ECLIECLI:NL:GHARL:2020:3526
Docket Number200.244.314/01
Date28 Abril 2020
CourtGerechtshof Arnhem-Leeuwarden (Nederland)
GERECHTSHOF ARNHEM-LEEUWARDEN

locatie Leeuwarden

afdeling civiel recht

zaaknummer gerechtshof 200.244.314/01

(zaaknummers rechtbank Noord-Nederland 118232 en 118793)

beschikking van 28 april 2020

inzake

[verzoekster] ,

wonende te [A] ,
verzoekster in het principaal hoger beroep,

verweerster in het incidenteel hoger beroep,

verder te noemen: de moeder,

advocaat: mr. S.A. Wortmann te Groningen,

en

[verweerder] ,

wonende te [B] ,

verweerder in het principaal hoger beroep,

verzoeker in het incidenteel hoger beroep,

verder te noemen: de vader,

advocaat: mr. S.C. Janssens-Van Drooge te Zwolle.

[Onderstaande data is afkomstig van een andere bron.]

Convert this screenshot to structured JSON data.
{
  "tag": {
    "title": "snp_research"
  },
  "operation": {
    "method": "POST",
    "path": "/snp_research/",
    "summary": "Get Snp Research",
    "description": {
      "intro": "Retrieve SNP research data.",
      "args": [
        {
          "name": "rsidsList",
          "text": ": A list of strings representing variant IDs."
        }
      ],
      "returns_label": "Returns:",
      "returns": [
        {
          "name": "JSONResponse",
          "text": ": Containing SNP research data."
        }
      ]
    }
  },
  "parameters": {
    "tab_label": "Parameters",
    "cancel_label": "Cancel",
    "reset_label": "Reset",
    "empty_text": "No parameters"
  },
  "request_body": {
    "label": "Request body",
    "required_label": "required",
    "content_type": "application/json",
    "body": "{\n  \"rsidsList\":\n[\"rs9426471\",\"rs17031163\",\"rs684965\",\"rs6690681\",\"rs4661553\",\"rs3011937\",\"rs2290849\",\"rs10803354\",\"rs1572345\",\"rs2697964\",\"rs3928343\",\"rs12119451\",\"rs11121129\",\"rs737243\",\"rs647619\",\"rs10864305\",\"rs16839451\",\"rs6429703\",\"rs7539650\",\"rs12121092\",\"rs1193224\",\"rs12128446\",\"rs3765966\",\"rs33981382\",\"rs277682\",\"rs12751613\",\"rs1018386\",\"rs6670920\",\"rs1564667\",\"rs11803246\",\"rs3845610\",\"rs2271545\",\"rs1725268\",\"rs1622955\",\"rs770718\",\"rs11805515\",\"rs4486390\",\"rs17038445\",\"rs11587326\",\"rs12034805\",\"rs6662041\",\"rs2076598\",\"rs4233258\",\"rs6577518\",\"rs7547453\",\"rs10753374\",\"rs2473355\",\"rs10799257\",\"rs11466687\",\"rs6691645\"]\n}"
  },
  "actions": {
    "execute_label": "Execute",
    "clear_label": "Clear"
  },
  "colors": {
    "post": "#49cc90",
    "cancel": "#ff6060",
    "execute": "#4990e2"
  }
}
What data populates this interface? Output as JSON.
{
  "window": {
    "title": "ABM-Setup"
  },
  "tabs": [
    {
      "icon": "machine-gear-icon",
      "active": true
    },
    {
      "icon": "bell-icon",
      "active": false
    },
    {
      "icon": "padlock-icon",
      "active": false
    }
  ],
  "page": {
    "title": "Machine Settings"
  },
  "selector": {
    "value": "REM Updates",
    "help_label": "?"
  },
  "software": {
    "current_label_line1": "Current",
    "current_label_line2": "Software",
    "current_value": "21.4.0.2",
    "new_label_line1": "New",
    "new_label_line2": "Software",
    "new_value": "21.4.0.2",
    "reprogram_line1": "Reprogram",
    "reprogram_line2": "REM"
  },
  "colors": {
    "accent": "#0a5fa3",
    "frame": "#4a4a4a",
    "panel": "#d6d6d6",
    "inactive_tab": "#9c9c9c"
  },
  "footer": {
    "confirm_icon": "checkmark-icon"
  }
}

Als overige belanghebbende is aangemerkt:

de gecertificeerde instelling

Stichting Leger des Heils Jeugdbescherming en Reclassering,

locatie Zwolle,

verder te noemen: de GI.

1 Het verloop van het geding in hoger beroep
1.1

Voor het verloop van het geding tot 12 maart 2019 en 12 september 2019 verwijst het hof naar zijn tussenbeschikkingen van die data.

1.2

Het verdere verloop blijkt uit:

- een brief van de GI van 13 maart 2020 met productie(s);

- een journaalbericht van mr. Wortmann van 26 maart 2020 met productie(s);

- een journaalbericht van mr. Janssens-Van Drooge van 26 maart 2020 met productie(s).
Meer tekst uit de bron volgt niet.